Hundreds were pictured queuing outside IKEA stores all over the UK on Monday as lockdown rules were eased.
Huge traffic jams were reported as swarms of shoppers, some of whom had waited from 5:45am for the stores’ 10am opening, lined the parking lots in sweltering heat.
Non-essential retailers across England have reopened for the first time in 10 weeks following Boris Johnson’s announcement of easing measures on Thursday.
Furniture giant IKEA has reopened 19 branches. Limited numbers of customers are allowed inside at any one time and only one adult and one child per household are permitted at each visit.
Protective screens have been installed at checkouts and only cashless payments are being accepted.
Play areas and restaurants remain closed, but the retailer is offering takeaway hotdogs, burgers and its famed Swedish meatballs from its bistros.
Other measures to ensure safer trading during the coronavirus outbreak include “social distance wardens” to help shoppers navigate a new one-way system in the stores.
IKEA said its smaller high street stores would not reopen yet, and its outlet in Coventry will remain permanently closed with the potential loss of 352 jobs.
Peter Jelkeby, CEO for the UK and Ireland, said: “While the experience might be a little different to before – it’s the same IKEA.”
The company opted to close all of its stores on 20 March, along with many other homeware stores because of the coronavirus pandemic but items have been available to buy online, although with longer waiting times for delivery.
Mary Byfield, 49, began standing in line at 8am, outside the Wednesbury store in the West Midlands.
The mum-of-one, who’s been redecorating during lockdown, but came to IKEA to get some finishing touches said: "I couldn't believe my eyes when I arrived. I thought I was early but there was already a massive queue here.
"A couple of people had been here since 5.30am. It's madness really but everything has been orderly so far. The traffic around the area is a nightmare though.
Phillip Walker, 29, from Sneinton, Nottingham, waited for over an hour to get into his local store after queuing from 8.30am.
Walker brought along a camping chair as he knew he would be in for a long wait.
"But it's been orderly chaos so far, I'm not sure if that's all going to change once I get inside,” he said.
"It's taken well over an hour to get near the front of the queue. I just want to get in and out now – but not before I've bought some meatballs."
As well as furniture stores, car showrooms and outdoor markets are also among the retail businesses allowed to ope.

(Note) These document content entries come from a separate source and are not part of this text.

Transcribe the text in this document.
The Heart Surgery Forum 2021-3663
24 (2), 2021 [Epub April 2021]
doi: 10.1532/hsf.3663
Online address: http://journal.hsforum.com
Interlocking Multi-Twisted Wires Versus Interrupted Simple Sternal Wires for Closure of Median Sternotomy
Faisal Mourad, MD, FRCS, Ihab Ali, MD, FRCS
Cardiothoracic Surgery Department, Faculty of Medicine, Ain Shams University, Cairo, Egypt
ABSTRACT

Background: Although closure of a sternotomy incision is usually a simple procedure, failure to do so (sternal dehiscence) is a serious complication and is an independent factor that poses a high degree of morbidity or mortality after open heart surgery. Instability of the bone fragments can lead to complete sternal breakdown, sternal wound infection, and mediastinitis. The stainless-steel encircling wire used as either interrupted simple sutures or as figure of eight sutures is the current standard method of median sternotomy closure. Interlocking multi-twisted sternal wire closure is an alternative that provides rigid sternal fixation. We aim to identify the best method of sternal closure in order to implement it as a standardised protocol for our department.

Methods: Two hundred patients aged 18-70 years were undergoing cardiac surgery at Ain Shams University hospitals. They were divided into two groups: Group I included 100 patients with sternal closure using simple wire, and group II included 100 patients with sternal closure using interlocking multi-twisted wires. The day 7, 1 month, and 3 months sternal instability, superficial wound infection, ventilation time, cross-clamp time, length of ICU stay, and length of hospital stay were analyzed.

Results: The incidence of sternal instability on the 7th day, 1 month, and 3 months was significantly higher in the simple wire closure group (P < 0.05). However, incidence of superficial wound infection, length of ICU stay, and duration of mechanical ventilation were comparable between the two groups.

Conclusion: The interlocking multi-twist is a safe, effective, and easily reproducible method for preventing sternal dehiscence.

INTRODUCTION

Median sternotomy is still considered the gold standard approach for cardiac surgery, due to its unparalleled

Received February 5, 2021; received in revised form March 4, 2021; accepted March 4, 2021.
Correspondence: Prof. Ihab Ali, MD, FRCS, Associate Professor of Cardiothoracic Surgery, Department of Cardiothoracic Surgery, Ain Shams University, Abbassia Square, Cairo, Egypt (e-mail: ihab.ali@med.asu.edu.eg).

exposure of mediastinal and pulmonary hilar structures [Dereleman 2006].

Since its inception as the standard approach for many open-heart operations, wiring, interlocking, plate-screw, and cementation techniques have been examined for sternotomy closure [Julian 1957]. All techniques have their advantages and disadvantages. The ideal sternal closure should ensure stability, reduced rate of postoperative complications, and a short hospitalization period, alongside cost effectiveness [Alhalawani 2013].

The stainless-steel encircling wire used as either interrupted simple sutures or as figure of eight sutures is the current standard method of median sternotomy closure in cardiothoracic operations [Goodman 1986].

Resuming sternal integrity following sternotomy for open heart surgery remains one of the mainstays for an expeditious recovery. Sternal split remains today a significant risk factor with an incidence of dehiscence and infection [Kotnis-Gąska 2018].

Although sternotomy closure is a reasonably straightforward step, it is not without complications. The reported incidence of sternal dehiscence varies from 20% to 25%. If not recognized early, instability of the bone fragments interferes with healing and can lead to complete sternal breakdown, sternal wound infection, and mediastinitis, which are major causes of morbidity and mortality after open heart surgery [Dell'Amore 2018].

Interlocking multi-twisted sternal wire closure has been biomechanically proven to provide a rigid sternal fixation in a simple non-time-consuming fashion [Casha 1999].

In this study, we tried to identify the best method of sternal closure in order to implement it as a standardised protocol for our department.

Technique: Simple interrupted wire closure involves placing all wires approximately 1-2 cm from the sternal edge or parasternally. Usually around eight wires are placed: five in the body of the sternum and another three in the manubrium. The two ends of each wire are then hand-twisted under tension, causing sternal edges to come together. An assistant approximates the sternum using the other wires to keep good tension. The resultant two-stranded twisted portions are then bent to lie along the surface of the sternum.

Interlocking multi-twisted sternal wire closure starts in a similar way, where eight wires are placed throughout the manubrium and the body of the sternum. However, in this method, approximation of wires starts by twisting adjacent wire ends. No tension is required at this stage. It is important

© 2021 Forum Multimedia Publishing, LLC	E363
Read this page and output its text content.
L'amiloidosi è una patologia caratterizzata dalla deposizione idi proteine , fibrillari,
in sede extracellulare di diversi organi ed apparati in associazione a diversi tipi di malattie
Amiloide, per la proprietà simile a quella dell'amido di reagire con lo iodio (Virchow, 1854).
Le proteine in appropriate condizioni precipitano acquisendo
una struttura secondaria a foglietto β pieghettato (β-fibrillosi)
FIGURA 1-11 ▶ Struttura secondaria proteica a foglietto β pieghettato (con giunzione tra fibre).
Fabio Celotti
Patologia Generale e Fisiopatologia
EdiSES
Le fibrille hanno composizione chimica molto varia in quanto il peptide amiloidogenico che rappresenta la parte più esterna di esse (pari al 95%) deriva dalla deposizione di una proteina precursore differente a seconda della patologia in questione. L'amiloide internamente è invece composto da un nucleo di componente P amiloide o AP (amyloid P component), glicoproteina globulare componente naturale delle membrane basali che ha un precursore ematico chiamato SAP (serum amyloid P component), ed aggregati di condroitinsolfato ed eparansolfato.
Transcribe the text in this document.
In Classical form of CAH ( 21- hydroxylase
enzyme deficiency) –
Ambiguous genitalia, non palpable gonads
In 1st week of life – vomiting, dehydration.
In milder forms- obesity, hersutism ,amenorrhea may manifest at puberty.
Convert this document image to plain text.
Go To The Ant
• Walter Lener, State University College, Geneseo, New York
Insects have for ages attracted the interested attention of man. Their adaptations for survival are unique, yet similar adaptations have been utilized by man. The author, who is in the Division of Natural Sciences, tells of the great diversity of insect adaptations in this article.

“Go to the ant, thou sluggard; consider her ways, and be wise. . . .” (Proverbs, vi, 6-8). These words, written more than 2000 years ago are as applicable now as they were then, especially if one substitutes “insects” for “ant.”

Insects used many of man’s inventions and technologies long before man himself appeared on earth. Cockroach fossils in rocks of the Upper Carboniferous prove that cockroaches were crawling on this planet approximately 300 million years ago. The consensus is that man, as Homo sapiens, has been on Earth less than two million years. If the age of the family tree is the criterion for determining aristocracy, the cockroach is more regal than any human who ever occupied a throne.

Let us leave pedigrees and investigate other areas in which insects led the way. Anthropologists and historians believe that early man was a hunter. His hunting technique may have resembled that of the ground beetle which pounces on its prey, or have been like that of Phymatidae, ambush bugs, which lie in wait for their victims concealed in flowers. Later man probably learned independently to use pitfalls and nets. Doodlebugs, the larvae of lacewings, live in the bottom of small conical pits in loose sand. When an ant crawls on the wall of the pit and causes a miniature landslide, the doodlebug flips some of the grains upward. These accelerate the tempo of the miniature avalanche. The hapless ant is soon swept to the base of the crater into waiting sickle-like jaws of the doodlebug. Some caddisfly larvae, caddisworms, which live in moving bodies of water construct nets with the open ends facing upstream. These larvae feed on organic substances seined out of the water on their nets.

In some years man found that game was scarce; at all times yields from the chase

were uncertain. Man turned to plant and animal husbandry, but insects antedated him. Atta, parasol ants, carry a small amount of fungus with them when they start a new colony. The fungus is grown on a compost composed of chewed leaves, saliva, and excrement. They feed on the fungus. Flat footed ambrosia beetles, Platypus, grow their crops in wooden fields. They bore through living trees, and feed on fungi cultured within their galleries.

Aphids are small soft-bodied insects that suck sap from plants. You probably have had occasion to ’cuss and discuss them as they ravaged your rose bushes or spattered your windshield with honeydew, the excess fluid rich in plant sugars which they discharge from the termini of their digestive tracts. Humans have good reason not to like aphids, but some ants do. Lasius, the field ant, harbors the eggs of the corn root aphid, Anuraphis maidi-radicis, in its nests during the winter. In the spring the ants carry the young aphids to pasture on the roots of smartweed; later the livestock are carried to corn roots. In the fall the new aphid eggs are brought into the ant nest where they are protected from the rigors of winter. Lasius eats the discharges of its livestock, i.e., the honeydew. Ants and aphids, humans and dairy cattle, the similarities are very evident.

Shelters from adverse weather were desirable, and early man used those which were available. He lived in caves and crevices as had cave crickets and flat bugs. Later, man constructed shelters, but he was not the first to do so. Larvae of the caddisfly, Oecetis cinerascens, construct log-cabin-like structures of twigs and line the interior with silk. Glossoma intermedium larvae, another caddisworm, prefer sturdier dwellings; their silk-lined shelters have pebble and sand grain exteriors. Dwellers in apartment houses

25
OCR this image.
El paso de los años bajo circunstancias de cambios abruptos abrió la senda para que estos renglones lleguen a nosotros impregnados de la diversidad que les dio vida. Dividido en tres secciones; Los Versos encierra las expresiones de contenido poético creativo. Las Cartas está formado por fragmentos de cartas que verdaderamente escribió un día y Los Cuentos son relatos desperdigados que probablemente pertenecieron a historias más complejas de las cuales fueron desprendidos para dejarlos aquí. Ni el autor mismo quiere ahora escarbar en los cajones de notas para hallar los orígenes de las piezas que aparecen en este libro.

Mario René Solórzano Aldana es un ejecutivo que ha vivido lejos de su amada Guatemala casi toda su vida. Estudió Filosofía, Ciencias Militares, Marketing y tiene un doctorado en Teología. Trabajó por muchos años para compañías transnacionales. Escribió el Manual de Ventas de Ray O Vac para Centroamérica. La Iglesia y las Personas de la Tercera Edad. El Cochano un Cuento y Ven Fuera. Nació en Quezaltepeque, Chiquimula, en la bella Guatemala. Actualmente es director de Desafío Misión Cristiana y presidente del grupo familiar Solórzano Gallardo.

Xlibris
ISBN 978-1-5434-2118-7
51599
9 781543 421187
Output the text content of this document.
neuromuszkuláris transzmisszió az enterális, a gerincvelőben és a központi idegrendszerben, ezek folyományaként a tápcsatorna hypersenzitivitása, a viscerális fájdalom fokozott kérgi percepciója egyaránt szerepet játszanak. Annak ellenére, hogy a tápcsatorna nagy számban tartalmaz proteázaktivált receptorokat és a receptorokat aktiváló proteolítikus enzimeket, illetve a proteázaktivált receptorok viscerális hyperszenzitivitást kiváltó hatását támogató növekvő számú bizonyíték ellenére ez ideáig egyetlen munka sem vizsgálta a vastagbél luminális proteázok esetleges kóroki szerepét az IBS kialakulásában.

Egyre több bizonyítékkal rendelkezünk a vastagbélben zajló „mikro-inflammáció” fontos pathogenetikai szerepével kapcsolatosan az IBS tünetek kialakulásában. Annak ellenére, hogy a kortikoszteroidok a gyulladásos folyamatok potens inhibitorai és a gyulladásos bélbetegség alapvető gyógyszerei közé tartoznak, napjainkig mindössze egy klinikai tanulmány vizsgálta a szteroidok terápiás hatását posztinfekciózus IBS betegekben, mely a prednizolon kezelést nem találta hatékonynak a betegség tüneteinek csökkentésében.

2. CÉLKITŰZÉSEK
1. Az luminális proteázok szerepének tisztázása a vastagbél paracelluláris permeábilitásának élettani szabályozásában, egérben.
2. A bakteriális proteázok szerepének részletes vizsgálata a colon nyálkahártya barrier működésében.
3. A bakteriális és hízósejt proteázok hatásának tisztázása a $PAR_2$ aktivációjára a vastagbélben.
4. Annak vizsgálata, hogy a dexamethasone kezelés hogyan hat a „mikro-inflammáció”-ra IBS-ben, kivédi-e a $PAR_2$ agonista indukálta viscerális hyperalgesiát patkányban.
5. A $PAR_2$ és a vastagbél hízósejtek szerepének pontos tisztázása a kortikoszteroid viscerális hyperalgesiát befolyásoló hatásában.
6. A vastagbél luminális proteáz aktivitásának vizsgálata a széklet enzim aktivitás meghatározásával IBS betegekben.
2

Many primary schools have also reopened, with children in reception, year 1 and year 6 allowed to return to the classroom on Monday.
Many however have been kept at home by worried parents amid concern that it might be unsafe for children to return to lessons.
Schools also remained open throughout lockdown for the children of key workers and vulnerable children.
Primark also announced on Monday its plans to reopen all 153 of its English stores on 15 June.
The retailer, owned by the Associated British Foods, previously disclosed that it had lost £650m for every month that all stores were closed during the lockdown.
A spokesman told Drapers: “Nothing matters more to us than the health and wellbeing of our employees and customers.
“That is why we will only reopen our stores in the UK once we are convinced that it is safe and right to do so. We are closely following all safety advice from government and will treat this as the minimum standard across all our stores.”
Primark said it would introduce physical-distancing protocols in its stores, with all employees to be offered personal protection gear, including masks and gloves.